Outage - Certificate Expiration
Incident Report for Aware
Postmortem

01/26/2022 Outage - Certificate Expiration

Summary

On January 26th, 2022, the Aware production environment had a full service disruption. Ingestion, processing, and servicing of data elements was fully disrupted between 3:55pm and 5:34pm Eastern Standard Time. The outage was due to the expiration of authentication certificates in Aware’s container management system. There was no data leakage and all data that would have been ingested during that timeframe was recovered by 11:38am EST the following day.

Timeframe

Date Time Description
Jan 26, 2022 3:55pm Site Reliability Engineering (SRE) Team notified of expired certificate errors on the management plane for container management system.
Jan 26, 2022 4:04pm SRE identifies the specific certificates that expired. SRE begins researching corrective measures.
Jan 26, 2022 4:20pm Manual certificate rotation begins.
Jan 26, 2022 4:50pm Certificate rotation finished.
Jan 26, 2022 4:53pm Nodes report errors as refreshed deployments spin up.
Jan 26, 2022 5:34pm Service is restored after addressing errors.
Jan 26, 2022 5:48pm Recovery actions started (spotlight runs, recurring scans, searches)
Jan 27, 2022 8:32am Started data recovery for the 2 hours of ingestion down time.
Jan 28, 2022 11:38am Data recovery complete.

What Happened

From our analysis, we determined that the root cause of the outage was inability of containers to communicate on the network due to expiration of certificates used for network encryption. The container-orchestration system provides the backbone of processing of all data in the Aware system. With the individual containers offline, all processing ceased, which caused ingestion, archival, and the UI to fail to respond to any requests. The management system’s API was also affected, which prevented the responding team from responding quickly until its certificate was updated.

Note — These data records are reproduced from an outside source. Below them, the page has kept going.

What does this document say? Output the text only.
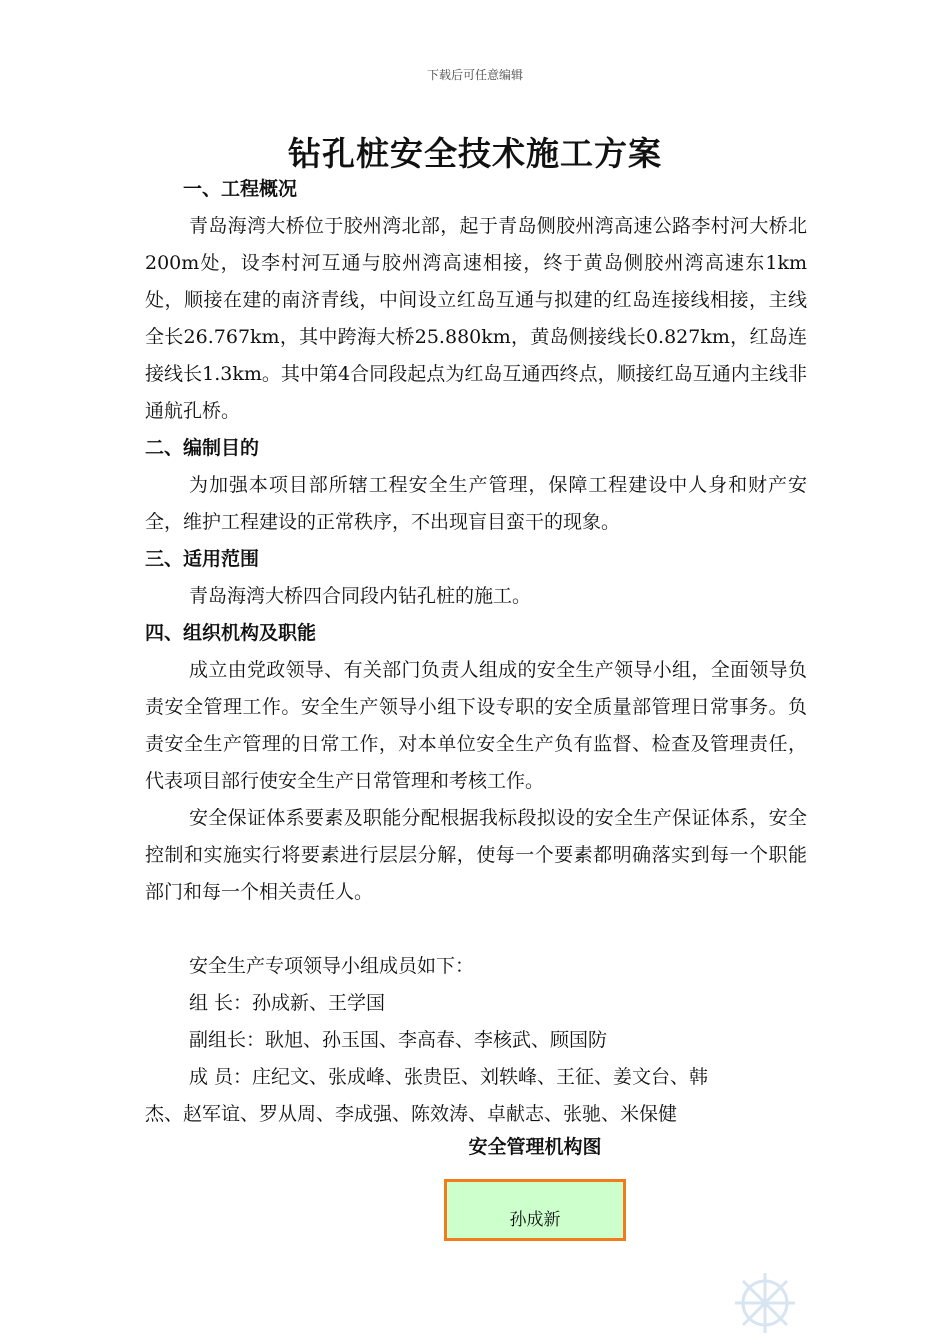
下载后可任意编辑
钻孔桩安全技术施工方案
一、工程概况
青岛海湾大桥位于胶州湾北部，起于青岛侧胶州湾高速公路李村河大桥北200m处，设李村河互通与胶州湾高速相接，终于黄岛侧胶州湾高速东1km处，顺接在建的南济青线，中间设立红岛互通与拟建的红岛连接线相接，主线全长26.767km，其中跨海大桥25.880km，黄岛侧接线长0.827km，红岛连接线长1.3km。其中第4合同段起点为红岛互通西终点，顺接红岛互通内主线非通航孔桥。
二、编制目的
为加强本项目部所辖工程安全生产管理，保障工程建设中人身和财产安全，维护工程建设的正常秩序，不出现盲目蛮干的现象。
三、适用范围
青岛海湾大桥四合同段内钻孔桩的施工。
四、组织机构及职能
成立由党政领导、有关部门负责人组成的安全生产领导小组，全面领导负责安全管理工作。安全生产领导小组下设专职的安全质量部管理日常事务。负责安全生产管理的日常工作，对本单位安全生产负有监督、检查及管理责任，代表项目部行使安全生产日常管理和考核工作。
安全保证体系要素及职能分配根据我标段拟设的安全生产保证体系，安全控制和实施实行将要素进行层层分解，使每一个要素都明确落实到每一个职能部门和每一个相关责任人。
安全生产专项领导小组成员如下：
组 长：孙成新、王学国
副组长：耿旭、孙玉国、李高春、李核武、顾国防
成 员：庄纪文、张成峰、张贵臣、刘轶峰、王征、姜文台、韩
杰、赵军谊、罗从周、李成强、陈效涛、卓献志、张驰、米保健
安全管理机构图
孙成新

The team responded as soon as the issue was reported and was able to quickly determine the source of the issue. Mitigation was identified to renew the certificates associated with management of the cluster, but renewing all certificates across the cluster took 30 minutes. With the certificates renewed, the cluster was brought back online where the team identified errors related to the order of bringing the containers up. Once containers were brought up in the correct order, the system was fully online and services were restored.

Mitigation Actions

We understand the severity of the incident and that organizations depend upon our software to report on insights, implement retention policies, and monitor for specific usage of the collaboration platforms we ingest. The data input to Aware is of the highest sensitivity and we take that charge very seriously. We apologize for the outage and any impact to your organization.

Recovery of any data that failed to ingest was begun immediately upon service restoration. We have taken the following actions to ensure that the failure will not recur and will take further actions in future to mitigate potential failures.

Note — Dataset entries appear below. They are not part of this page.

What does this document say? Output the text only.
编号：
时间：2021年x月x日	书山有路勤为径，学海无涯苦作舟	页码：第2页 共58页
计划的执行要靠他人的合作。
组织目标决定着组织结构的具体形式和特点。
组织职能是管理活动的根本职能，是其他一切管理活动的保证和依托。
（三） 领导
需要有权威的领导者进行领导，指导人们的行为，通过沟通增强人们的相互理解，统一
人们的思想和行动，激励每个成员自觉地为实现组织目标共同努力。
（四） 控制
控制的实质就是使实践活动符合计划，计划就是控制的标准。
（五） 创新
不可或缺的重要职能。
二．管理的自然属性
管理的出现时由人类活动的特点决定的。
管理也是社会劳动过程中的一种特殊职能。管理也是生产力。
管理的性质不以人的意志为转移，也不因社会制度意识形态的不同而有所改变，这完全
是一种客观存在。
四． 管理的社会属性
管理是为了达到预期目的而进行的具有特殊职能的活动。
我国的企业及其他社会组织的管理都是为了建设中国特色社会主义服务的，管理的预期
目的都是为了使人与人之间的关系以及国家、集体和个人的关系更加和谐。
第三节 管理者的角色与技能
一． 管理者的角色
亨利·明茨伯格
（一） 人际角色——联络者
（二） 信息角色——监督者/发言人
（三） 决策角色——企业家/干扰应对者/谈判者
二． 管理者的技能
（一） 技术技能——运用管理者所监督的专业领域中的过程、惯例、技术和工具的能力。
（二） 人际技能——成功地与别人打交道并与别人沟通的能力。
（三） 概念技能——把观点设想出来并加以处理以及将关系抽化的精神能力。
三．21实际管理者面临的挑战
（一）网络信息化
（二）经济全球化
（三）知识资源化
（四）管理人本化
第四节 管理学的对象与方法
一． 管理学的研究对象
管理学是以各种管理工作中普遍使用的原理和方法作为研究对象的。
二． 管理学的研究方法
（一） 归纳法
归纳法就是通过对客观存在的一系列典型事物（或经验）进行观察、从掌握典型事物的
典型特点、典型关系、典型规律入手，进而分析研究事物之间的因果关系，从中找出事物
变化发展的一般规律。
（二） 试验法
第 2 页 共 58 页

  • Alerts placed for upcoming renewal on all certificates in use in the environment
  • Fresh certificates replaced the expired certificates in the environment
  • Full inventory of certificates in use and expiration dates completed and published internally to the responsible parties
  • Automatic certificate renewal implemented for the container infrastructure
  • Pods have been reconfigured to start successfully, irrespective of order

We continue to investigate preventative actions. Further activities are planned which will prevent recurrence of this or similar disruptions. A non-exhaustive list of these activities includes:

  • Accelerating roadmap items related to architectural patterns to optimize resilience
  • Identify and mitigate similar single points of failure
  • Redundant deployment of services within or across regions
  • Updating runbooks for container cluster management, certificate renewal, and restoration of services

Finally, we continue to evaluate and improve our incident management processes. With every incident, we perform a full RCA to identify and eliminate root causes as well as a retrospective of the process itself, noting any improvements needed. In this case, additional monitoring and alerting was added to the system as a whole and the team has committed to several process improvements to handle incidents faster in future.

In future, as during this incident, all customer communications will be centralized via our status page at Aware Status . Customers can subscribe via this page to be notified of any outages and service degradation.

Posted Feb 08, 2022 - 08:21 EST

Resolved
As of 8:30am, we have confirmed that the system is operating properly and all services have been restored.
Posted Jan 27, 2022 - 10:15 EST
Monitoring
The fix brought the system back up and all services are operating as expected. We will continue to monitor the system throughout the night to ensure proper operation.
Posted Jan 26, 2022 - 17:34 EST
Update
The issues has been resolved. The system is now in the process of recovering and restarting. We will continue to monitor until services are completely restored.
Posted Jan 26, 2022 - 17:28 EST
Identified
An issue has been identified with expired certificates which has caused all services to be inaccessible, including login. Further updates will happen as more information is available.
Posted Jan 26, 2022 - 16:55 EST
This incident affected: Spotlight (Analytics, Topic Reports) and Monitoring, Search & Discover, Retention, Data Hold, User Data Removal, Authentication & Authorization.